Most builders skip straight to cooking. Here’s how to get the recipe right first.
The Problem
They built all weekend. They launched. Nobody ordered.
Most products fail because the builder skipped the recipe. They assumed they knew what people wanted, cooked something nobody ordered, and blamed the market.
The Framework: the 6-Step Recipe
01 — Find Your Kitchen / Focus. Pick your space of focus if you have a broad range of interests.
02 — Explore Different Menus / Zoom in. Find what’s broken.
03 — Explore the Hunger and pain. Prove the pain is real.
04 — Name the “Craving”. Put the pain into words.
05 — Design the Dish and Recipe. Sketch your solution.
06 — Check Your Bets and Build. Find what could kill your concept.
These steps are numbered but not strictly linear. Any step can send you back to an earlier one — that’s a feature, not a bug.
Step 1: Find Your “Kitchen”
Score your broad interest space to converge to one — focus is important. Follow the evidence, not the excitement.
Value Pools. Is money leaking here? Is time wasted an issue? Is market growing?
Edge. Do you have a secret insight, ingredient or recipe nobody has today?
Why Now? Is the timing right? Are there signals?
Founder Fit. Score high if you already have relationships, a relevant track record, and a channel to reach buyers. Score low if you’d be starting cold.
If you score low, stop. Either find a stronger kitchen or find a co-founder who raises the score.

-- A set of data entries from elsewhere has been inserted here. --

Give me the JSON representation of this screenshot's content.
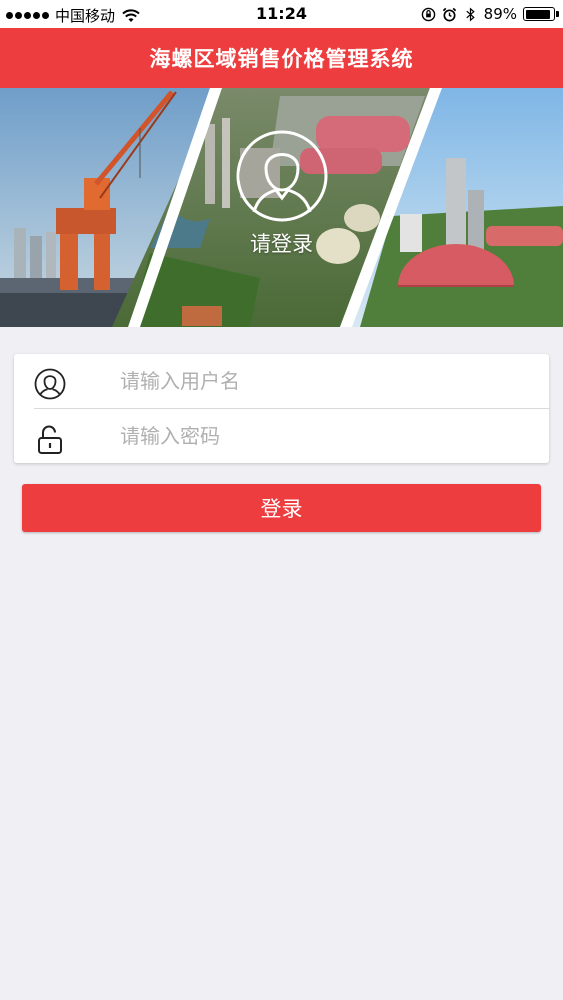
{
  "status_bar": {
    "carrier": "中国移动",
    "time": "11:24",
    "battery_percent": "89%",
    "battery_level": 0.89
  },
  "header": {
    "title": "海螺区域销售价格管理系统"
  },
  "banner": {
    "caption": "请登录"
  },
  "form": {
    "username_placeholder": "请输入用户名",
    "password_placeholder": "请输入密码",
    "username_value": "",
    "password_value": ""
  },
  "login_button": {
    "label": "登录"
  },
  "colors": {
    "accent": "#ee3d3f",
    "background": "#efeff4"
  },
  "icons": {
    "username": "user-circle-icon",
    "password": "unlocked-padlock-icon",
    "avatar": "user-avatar-icon"
  }
}
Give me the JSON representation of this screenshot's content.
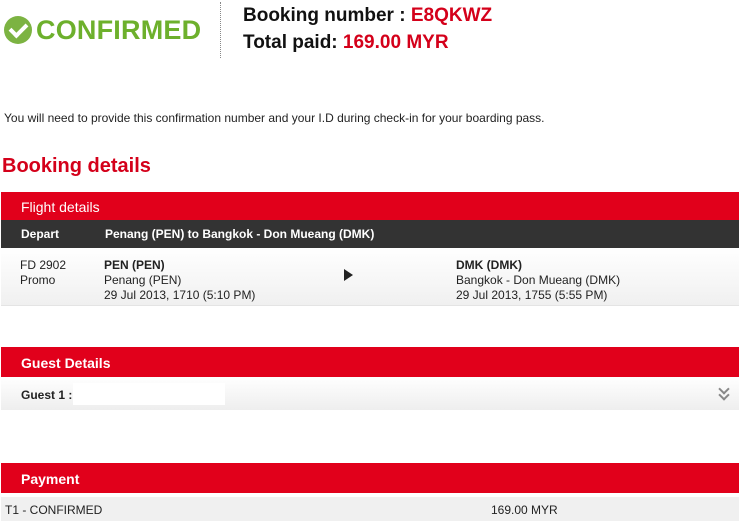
{
  "header": {
    "status": "CONFIRMED",
    "booking_label": "Booking number : ",
    "booking_number": "E8QKWZ",
    "total_label": "Total paid: ",
    "total_amount": "169.00 MYR",
    "status_color": "#6db02c",
    "accent_color": "#d4001a"
  },
  "notice": "You will need to provide this confirmation number and your I.D during check-in for your boarding pass.",
  "section_title": "Booking details",
  "flight": {
    "bar_title": "Flight details",
    "depart_label": "Depart",
    "route": "Penang (PEN) to Bangkok - Don Mueang (DMK)",
    "flight_number": "FD 2902",
    "fare_type": "Promo",
    "origin_code": "PEN (PEN)",
    "origin_city": "Penang (PEN)",
    "origin_time": "29 Jul 2013, 1710 (5:10 PM)",
    "dest_code": "DMK (DMK)",
    "dest_city": "Bangkok - Don Mueang (DMK)",
    "dest_time": "29 Jul 2013, 1755 (5:55 PM)"
  },
  "guest": {
    "bar_title": "Guest Details",
    "guest_label": "Guest 1 :",
    "guest_value": ""
  },
  "payment": {
    "bar_title": "Payment",
    "status": "T1 - CONFIRMED",
    "amount": "169.00 MYR"
  }
}
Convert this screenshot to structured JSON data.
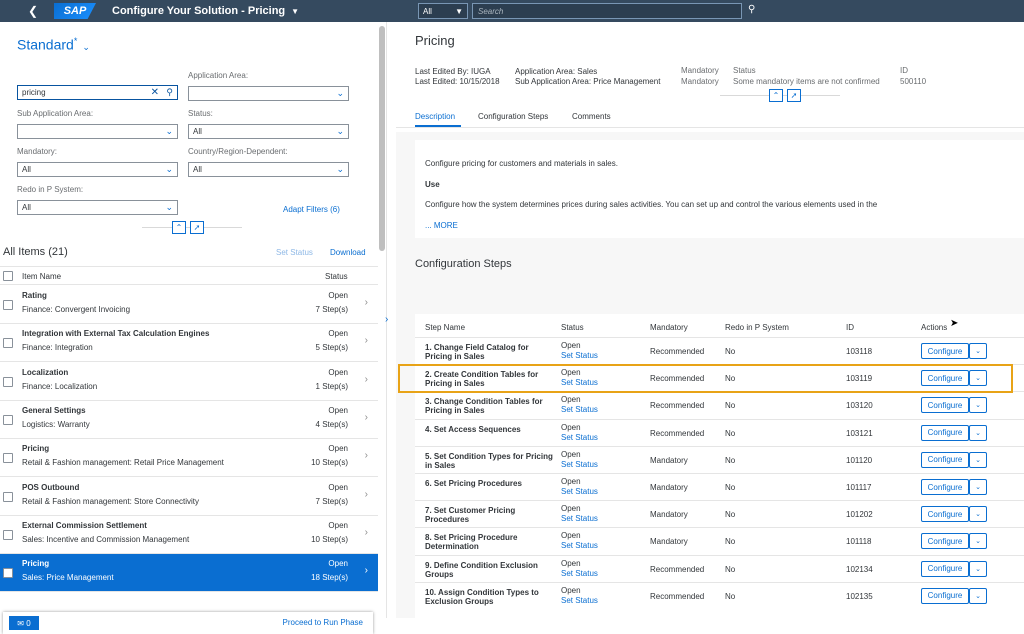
{
  "shell": {
    "title": "Configure Your Solution - Pricing",
    "scope": "All",
    "search_placeholder": "Search"
  },
  "filters": {
    "variant": "Standard",
    "variant_marker": "*",
    "search_value": "pricing",
    "application_area_label": "Application Area:",
    "application_area_value": "",
    "sub_application_area_label": "Sub Application Area:",
    "sub_application_area_value": "",
    "status_label": "Status:",
    "status_value": "All",
    "mandatory_label": "Mandatory:",
    "mandatory_value": "All",
    "country_label": "Country/Region-Dependent:",
    "country_value": "All",
    "redo_label": "Redo in P System:",
    "redo_value": "All",
    "adapt_filters": "Adapt Filters (6)"
  },
  "list": {
    "title": "All Items (21)",
    "set_status": "Set Status",
    "download": "Download",
    "col_item": "Item Name",
    "col_status": "Status",
    "items": [
      {
        "name": "Rating",
        "sub": "Finance: Convergent Invoicing",
        "status": "Open",
        "steps": "7 Step(s)"
      },
      {
        "name": "Integration with External Tax Calculation Engines",
        "sub": "Finance: Integration",
        "status": "Open",
        "steps": "5 Step(s)"
      },
      {
        "name": "Localization",
        "sub": "Finance: Localization",
        "status": "Open",
        "steps": "1 Step(s)"
      },
      {
        "name": "General Settings",
        "sub": "Logistics: Warranty",
        "status": "Open",
        "steps": "4 Step(s)"
      },
      {
        "name": "Pricing",
        "sub": "Retail & Fashion management: Retail Price Management",
        "status": "Open",
        "steps": "10 Step(s)"
      },
      {
        "name": "POS Outbound",
        "sub": "Retail & Fashion management: Store Connectivity",
        "status": "Open",
        "steps": "7 Step(s)"
      },
      {
        "name": "External Commission Settlement",
        "sub": "Sales: Incentive and Commission Management",
        "status": "Open",
        "steps": "10 Step(s)"
      },
      {
        "name": "Pricing",
        "sub": "Sales: Price Management",
        "status": "Open",
        "steps": "18 Step(s)"
      }
    ],
    "footer_count": "0",
    "proceed": "Proceed to Run Phase"
  },
  "detail": {
    "title": "Pricing",
    "last_edited_by": "Last Edited By: IUGA",
    "last_edited": "Last Edited: 10/15/2018",
    "app_area": "Application Area: Sales",
    "sub_app_area": "Sub Application Area: Price Management",
    "mandatory_1": "Mandatory",
    "mandatory_2": "Mandatory",
    "status_label": "Status",
    "status_value": "Some mandatory items are not confirmed",
    "id_label": "ID",
    "id_value": "500110",
    "tabs": [
      "Description",
      "Configuration Steps",
      "Comments"
    ],
    "desc_1": "Configure pricing for customers and materials in sales.",
    "desc_use": "Use",
    "desc_2": "Configure how the system determines prices during sales activities. You can set up and control the various elements used in the",
    "desc_more": "... MORE"
  },
  "steps": {
    "heading": "Configuration Steps",
    "headers": [
      "Step Name",
      "Status",
      "Mandatory",
      "Redo in P System",
      "ID",
      "Actions"
    ],
    "configure_label": "Configure",
    "rows": [
      {
        "name": "1. Change Field Catalog for Pricing in Sales",
        "status": "Open",
        "set": "Set Status",
        "mandatory": "Recommended",
        "redo": "No",
        "id": "103118"
      },
      {
        "name": "2. Create Condition Tables for Pricing in Sales",
        "status": "Open",
        "set": "Set Status",
        "mandatory": "Recommended",
        "redo": "No",
        "id": "103119"
      },
      {
        "name": "3. Change Condition Tables for Pricing in Sales",
        "status": "Open",
        "set": "Set Status",
        "mandatory": "Recommended",
        "redo": "No",
        "id": "103120"
      },
      {
        "name": "4. Set Access Sequences",
        "status": "Open",
        "set": "Set Status",
        "mandatory": "Recommended",
        "redo": "No",
        "id": "103121"
      },
      {
        "name": "5. Set Condition Types for Pricing in Sales",
        "status": "Open",
        "set": "Set Status",
        "mandatory": "Mandatory",
        "redo": "No",
        "id": "101120"
      },
      {
        "name": "6. Set Pricing Procedures",
        "status": "Open",
        "set": "Set Status",
        "mandatory": "Mandatory",
        "redo": "No",
        "id": "101117"
      },
      {
        "name": "7. Set Customer Pricing Procedures",
        "status": "Open",
        "set": "Set Status",
        "mandatory": "Mandatory",
        "redo": "No",
        "id": "101202"
      },
      {
        "name": "8. Set Pricing Procedure Determination",
        "status": "Open",
        "set": "Set Status",
        "mandatory": "Mandatory",
        "redo": "No",
        "id": "101118"
      },
      {
        "name": "9. Define Condition Exclusion Groups",
        "status": "Open",
        "set": "Set Status",
        "mandatory": "Recommended",
        "redo": "No",
        "id": "102134"
      },
      {
        "name": "10. Assign Condition Types to Exclusion Groups",
        "status": "Open",
        "set": "Set Status",
        "mandatory": "Recommended",
        "redo": "No",
        "id": "102135"
      }
    ]
  }
}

Step 2: Explore Different Menus
You’ve picked your space. Now find out what’s actually broken inside it. Talk to real people, listen hard, and let the patterns tell you where to focus.
1. Talk to real people. Talk to people who are currently experiencing the problem — who are actively dealing with it today. Listen for repeated complaints, frictions etc — and the workarounds they’ve built. Spreadsheets, WhatsApp groups, manual hacks. Workarounds are the strongest signal that a problem is real.
2. Cluster what you heard into key themes. Group the problems that came up more than once. For each cluster, note: how often it happens, what it costs them in time or money, and how badly they want it fixed.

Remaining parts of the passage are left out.